Following the instruction of her coach, Peter Fortune, she took the first half of the race relatively easily and after 300 metres she was lying a mere third, 0.14sec down on Graham and 0.08sec on Merry. Then she turned it on, running the last 100 metres in an astonishing 12.97sec to finish four metres ahead of Graham, who crossed the line another metre in front of the impressive Merry.

Having achieved her ambition, Freeman did not leap in the air or otherwise salute her own achievement in the way of most contemporary athletes. She pulled down the zip of her suit, pulled back the hood and simply sat down on the track. Blank-faced, she looked as though she had been drained of all sensation. But later, when she had regathered her faculties, she said that the dominant feeling had been one of relief. “I was totally overwhelmed because I could feel the crowd all around me, all their emotions, all that happiness and joy. I just had to sit down.”

She was asked if things could get any better than this. “I don’t think so,” she said. “I have a fairly creative imagination, but I can’t think of anything better right now.”

The job of lighting the flame at the conclusion of the spectacular opening ceremony had given her a few worries, not all of them connected with the faulty mechanism of the circle of fire in which she stood, watched by a worldwide audience of billions.

“I decided I’d make a big effort to relax, not get too emotional or buy into the hype, and to keep my life simple and stick to my priorities. Running comes more naturally to me than the creative stuff.”

Despite the dramatic withdrawal of Marie-José Pérec, the Olympic champion in Atlanta, the quality of the race was remarkable. Freeman produced her season’s best time, while Graham and Merry both ran personal bests, in 49.58sec and 49.72sec respectively, as did Donna Fraser, the other British woman in the race, who clocked 49.79sec. Merry and Fraser were both going below 50sec for the first time, and at the ages of 26 and 27 respectively they can look forward to further improvement.
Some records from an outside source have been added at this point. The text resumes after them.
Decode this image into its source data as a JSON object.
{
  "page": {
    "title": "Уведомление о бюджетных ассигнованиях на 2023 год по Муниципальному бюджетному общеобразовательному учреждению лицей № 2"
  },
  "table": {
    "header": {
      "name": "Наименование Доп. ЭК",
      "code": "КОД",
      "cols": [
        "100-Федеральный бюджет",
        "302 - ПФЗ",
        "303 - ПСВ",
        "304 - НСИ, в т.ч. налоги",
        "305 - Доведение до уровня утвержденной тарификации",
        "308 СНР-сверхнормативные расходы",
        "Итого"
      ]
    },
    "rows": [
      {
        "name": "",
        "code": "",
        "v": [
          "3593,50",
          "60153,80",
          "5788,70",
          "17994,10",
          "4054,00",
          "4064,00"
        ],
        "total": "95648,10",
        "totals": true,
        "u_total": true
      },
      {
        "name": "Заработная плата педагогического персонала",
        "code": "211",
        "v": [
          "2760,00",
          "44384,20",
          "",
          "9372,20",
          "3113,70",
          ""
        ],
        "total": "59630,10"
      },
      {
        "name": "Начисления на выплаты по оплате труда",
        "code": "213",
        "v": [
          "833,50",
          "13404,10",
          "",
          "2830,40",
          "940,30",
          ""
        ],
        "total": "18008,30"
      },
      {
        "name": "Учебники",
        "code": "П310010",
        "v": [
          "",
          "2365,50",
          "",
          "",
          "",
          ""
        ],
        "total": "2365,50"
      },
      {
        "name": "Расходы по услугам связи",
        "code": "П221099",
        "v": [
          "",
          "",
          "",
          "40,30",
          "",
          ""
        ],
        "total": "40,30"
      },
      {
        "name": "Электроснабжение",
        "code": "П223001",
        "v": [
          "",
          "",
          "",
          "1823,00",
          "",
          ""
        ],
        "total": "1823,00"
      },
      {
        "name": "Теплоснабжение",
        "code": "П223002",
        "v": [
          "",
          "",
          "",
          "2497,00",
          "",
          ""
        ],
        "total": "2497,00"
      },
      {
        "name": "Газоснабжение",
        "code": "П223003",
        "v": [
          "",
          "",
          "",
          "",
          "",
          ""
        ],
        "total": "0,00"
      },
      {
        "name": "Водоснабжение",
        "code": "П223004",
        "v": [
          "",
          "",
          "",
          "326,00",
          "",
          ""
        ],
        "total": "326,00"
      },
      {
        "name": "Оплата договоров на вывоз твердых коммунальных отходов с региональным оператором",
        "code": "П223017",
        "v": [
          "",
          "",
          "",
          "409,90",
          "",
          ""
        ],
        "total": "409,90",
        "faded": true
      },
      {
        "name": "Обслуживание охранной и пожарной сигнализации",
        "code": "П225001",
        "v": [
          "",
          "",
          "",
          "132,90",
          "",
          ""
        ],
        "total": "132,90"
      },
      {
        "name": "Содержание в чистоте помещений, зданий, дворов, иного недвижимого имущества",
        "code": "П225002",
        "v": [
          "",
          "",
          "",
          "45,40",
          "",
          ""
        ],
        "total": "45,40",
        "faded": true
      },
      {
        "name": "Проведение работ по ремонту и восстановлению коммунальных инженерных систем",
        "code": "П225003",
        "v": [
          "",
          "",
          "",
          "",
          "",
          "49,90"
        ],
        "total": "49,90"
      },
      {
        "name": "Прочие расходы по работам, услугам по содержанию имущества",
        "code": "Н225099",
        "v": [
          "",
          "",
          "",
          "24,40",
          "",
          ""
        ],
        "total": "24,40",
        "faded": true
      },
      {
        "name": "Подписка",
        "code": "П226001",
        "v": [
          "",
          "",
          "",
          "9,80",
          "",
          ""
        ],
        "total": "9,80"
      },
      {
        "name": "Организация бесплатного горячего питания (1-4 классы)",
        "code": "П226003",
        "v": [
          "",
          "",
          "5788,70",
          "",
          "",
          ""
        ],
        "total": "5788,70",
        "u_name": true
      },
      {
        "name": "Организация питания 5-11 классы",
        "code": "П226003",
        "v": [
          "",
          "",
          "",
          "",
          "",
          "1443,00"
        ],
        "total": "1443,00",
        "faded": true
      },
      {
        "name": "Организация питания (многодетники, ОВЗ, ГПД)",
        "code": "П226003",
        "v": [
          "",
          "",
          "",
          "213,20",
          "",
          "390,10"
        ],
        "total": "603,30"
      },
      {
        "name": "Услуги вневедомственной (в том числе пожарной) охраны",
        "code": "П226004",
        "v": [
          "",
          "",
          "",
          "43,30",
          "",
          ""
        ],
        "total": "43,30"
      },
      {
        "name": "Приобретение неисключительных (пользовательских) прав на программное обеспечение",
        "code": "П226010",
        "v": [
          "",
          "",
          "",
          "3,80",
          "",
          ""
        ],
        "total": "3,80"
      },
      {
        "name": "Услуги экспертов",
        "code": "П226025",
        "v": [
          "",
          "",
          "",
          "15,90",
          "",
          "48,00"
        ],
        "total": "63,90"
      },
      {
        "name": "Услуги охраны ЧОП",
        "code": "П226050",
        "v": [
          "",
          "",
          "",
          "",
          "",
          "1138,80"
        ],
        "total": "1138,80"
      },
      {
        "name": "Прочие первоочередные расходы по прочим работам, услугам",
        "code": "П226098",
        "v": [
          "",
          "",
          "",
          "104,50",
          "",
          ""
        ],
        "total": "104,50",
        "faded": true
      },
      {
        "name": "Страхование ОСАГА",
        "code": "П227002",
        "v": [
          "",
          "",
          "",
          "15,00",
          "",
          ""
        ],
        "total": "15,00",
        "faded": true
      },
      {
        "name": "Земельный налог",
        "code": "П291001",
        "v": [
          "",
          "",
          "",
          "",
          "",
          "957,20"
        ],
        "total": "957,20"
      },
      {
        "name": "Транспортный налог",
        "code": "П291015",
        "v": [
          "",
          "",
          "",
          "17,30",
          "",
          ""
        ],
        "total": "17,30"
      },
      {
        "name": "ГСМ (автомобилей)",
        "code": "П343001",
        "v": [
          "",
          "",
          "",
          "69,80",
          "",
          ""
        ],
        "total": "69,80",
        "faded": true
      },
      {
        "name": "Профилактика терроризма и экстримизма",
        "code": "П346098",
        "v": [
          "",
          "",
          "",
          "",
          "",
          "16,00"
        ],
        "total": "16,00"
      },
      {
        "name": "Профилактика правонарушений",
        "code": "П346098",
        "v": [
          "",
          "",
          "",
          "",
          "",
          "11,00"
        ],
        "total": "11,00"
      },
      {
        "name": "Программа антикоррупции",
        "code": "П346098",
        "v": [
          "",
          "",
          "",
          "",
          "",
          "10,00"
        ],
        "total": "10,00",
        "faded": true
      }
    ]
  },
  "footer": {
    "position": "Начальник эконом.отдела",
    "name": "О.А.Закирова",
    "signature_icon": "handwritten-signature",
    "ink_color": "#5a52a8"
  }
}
“Me and Donna go back a long way,” the exhilarated Merry said. “If it had been the other way round, with Donna on the rostrum and me fourth, I’d still be pleased. I’ve known Cathy the same length of time, and there’s nobody in athletics I respect more. I had no illusions. Cathy on form with 110,000 people behind her was a pretty hard mountain to shift.

“I like Cathy as a person and when we crossed the line I just shook her hand and said: ‘You’re awesome.’ She deserves everything she’s got. We’ve all had our hard times this year, and she’s had her fair share. I’m 110% pleased for her. She’s a great girl.”

Merry has been bothered by sinus trouble over the past couple of years, and will need a second operation soon. “But you can’t let something like that stop you,” she said. “I’m ecstatic. The first part of my season I believed I could get on the rostrum in Sydney. In June I didn’t know if I’d even be here. So I’m delighted with the medal, and with my time. I’ve been trying to break 50 seconds all year.”

She had spent the morning with her coach, Linford Christie, just hanging out, playing table tennis and chatting. “We didn’t talk about the race. All he said was: ‘I’m not going to tell you how to run because you know how you’re going to run.’ But when I walked out on to the track I was so nervous. All I could hear was ‘Go, Cathy! Go, Cathy!’ Then I heard this big voice shouting ‘C’mon, Christmas! C’mon, Christmas!’ That made me laugh.

“Only Linford calls me Christmas. So I knew where he was sitting and as soon as I’d finished the race I ran over to him and said: ‘This one was for you.’ Everything was for Linford this trip. I’m so glad I got a medal for him. He wanted to get a woman on the rostrum at an Olympics and I’m just glad it was me.”

Could she summarise his contribution to her performance?

“I could, but I’d begin to cry. He’s the best.”